I'm been evaluating their recommendations and have started to meet with leadership in both chambers to discuss what progress is feasible.

Again, I'm realistic.

What we will be able to pass in this session in the way of tax reform, or pension reform is not clear -- and yes, the two go together.

But we must use this time to begin finding consensus on these complex topics, because we must find solutions to them this year.

By the end of this session, we must have moved closer toward an agreement of both what needs to be done – and, just as important – how to pay for it.

Now, there are other critical issues that I hope will be addressed this session.

We need to tweak House Bill 1, the landmark prescription painkiller legislation that emerged from a special session last spring.

And notice I said “tweak.” We are not going to backtrack. Our families are suffering too much.

The passage of House Bill 1 declared our intent to bring integrity to prescription pain medication: by protecting patients who need legitimate relief by better educating all involved about the dangers of these drugs, and by targeting those destroying our communities with greed and recklessness.
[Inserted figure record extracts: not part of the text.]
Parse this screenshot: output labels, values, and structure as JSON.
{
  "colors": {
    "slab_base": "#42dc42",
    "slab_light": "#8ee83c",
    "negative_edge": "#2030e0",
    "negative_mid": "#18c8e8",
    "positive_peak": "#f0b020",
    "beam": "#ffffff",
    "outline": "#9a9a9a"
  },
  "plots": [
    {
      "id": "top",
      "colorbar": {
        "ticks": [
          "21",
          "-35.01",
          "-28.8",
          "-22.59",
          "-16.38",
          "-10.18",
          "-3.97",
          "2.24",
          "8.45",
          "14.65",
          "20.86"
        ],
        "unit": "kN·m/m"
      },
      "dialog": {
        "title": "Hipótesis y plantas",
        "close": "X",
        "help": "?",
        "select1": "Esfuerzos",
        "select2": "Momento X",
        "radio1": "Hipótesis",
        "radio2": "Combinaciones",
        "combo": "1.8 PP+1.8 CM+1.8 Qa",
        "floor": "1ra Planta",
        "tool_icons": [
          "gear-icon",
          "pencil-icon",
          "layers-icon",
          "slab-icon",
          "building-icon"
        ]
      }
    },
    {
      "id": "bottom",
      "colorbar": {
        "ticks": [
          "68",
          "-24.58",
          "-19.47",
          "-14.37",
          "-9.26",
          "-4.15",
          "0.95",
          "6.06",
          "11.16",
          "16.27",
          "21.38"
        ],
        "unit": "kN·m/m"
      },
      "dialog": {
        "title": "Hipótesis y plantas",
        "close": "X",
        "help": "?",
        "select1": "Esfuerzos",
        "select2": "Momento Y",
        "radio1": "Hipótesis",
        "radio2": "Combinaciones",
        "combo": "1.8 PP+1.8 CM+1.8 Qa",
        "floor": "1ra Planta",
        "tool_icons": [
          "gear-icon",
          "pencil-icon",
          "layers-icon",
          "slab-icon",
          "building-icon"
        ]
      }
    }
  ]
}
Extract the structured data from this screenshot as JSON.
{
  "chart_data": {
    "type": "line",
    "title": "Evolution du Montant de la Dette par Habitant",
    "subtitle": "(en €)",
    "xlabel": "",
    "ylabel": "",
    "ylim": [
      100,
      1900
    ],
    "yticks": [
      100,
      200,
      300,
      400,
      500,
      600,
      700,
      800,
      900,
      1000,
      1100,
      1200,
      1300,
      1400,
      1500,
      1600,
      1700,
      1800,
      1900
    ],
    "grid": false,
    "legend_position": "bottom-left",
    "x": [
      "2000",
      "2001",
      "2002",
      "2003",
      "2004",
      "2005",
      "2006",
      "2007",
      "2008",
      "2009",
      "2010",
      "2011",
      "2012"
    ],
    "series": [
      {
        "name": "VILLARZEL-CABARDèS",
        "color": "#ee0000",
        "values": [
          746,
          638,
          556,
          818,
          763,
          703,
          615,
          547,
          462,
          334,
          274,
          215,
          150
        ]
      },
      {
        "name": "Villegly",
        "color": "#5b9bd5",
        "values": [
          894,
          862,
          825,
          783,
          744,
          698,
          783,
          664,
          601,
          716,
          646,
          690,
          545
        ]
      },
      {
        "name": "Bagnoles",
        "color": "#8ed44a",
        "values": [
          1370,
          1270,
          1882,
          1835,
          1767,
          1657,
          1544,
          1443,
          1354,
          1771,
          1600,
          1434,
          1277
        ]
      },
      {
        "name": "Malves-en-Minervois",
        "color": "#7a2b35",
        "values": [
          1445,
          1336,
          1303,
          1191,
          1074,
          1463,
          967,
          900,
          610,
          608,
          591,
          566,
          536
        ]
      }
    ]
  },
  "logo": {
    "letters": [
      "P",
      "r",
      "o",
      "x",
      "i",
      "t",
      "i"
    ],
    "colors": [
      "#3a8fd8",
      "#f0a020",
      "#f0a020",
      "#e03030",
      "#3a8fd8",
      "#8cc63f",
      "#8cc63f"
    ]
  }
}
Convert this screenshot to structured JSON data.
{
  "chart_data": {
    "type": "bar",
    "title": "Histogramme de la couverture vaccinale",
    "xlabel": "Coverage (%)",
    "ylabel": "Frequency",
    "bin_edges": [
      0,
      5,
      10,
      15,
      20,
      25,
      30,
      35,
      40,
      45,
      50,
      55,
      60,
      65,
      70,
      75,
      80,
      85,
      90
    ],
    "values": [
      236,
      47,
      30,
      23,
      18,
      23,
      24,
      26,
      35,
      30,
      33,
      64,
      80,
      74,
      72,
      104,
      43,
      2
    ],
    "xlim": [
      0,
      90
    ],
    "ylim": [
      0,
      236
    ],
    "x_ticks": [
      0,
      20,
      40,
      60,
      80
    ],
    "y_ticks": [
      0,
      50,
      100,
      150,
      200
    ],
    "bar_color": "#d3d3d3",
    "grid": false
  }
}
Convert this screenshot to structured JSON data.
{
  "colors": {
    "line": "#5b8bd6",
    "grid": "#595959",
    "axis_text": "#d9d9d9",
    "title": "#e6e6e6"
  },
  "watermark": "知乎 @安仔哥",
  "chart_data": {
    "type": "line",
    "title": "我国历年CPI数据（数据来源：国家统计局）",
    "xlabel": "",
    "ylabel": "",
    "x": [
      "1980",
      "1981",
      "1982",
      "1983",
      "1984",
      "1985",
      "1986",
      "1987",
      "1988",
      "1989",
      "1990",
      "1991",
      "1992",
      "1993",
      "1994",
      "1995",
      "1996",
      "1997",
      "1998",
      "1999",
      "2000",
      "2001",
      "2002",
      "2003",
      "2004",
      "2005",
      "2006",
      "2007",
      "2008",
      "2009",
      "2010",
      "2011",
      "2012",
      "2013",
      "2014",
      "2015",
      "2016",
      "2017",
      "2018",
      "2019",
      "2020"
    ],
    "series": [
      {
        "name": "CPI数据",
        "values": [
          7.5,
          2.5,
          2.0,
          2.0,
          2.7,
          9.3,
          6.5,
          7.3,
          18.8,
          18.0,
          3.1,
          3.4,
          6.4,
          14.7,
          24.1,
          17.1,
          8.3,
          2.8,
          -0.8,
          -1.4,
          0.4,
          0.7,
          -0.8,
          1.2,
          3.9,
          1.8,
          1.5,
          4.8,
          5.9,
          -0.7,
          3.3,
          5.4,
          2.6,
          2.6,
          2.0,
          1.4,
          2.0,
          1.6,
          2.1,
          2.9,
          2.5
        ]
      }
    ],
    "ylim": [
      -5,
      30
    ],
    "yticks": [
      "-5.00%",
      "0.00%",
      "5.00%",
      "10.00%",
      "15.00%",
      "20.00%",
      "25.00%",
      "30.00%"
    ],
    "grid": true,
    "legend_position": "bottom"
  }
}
President Stivers, Speaker Stumbo, Rep. John Tilley and retired Senator and now Judge Tom Jensen in particular should be commended for their tireless efforts on this issue.

Progress has been measurable:

·  When it came to non-medical use of prescription painkillers, Kentucky at one time had the 6th highest rate in the nation. But prescription drug abuse in Kentucky has dropped so much that we improved 24 spots.

·  Furthermore, nearly half of the state's known pain management clinics have closed rather than submit to new rules that protect patients.

·  The use of our nationally recognized prescription monitoring program, KASPER, has increased nearly seven-fold as providers work to ensure that painkillers are being used legally and effectively.

·  And prescriptions for some of the most abused drugs have dropped up to 14 percent from a year ago.

Nevertheless, as with most reform efforts, there are some minor instances where we can improve upon the new regulatory system.

And we should move quickly to do so.

But we are not – and I know President Stivers and Speaker Stumbo stand with me on this – we are not going to return Kentucky to the “prescription playground” that it was before House Bill 1.

*** Another big priority is the Graduation Bill.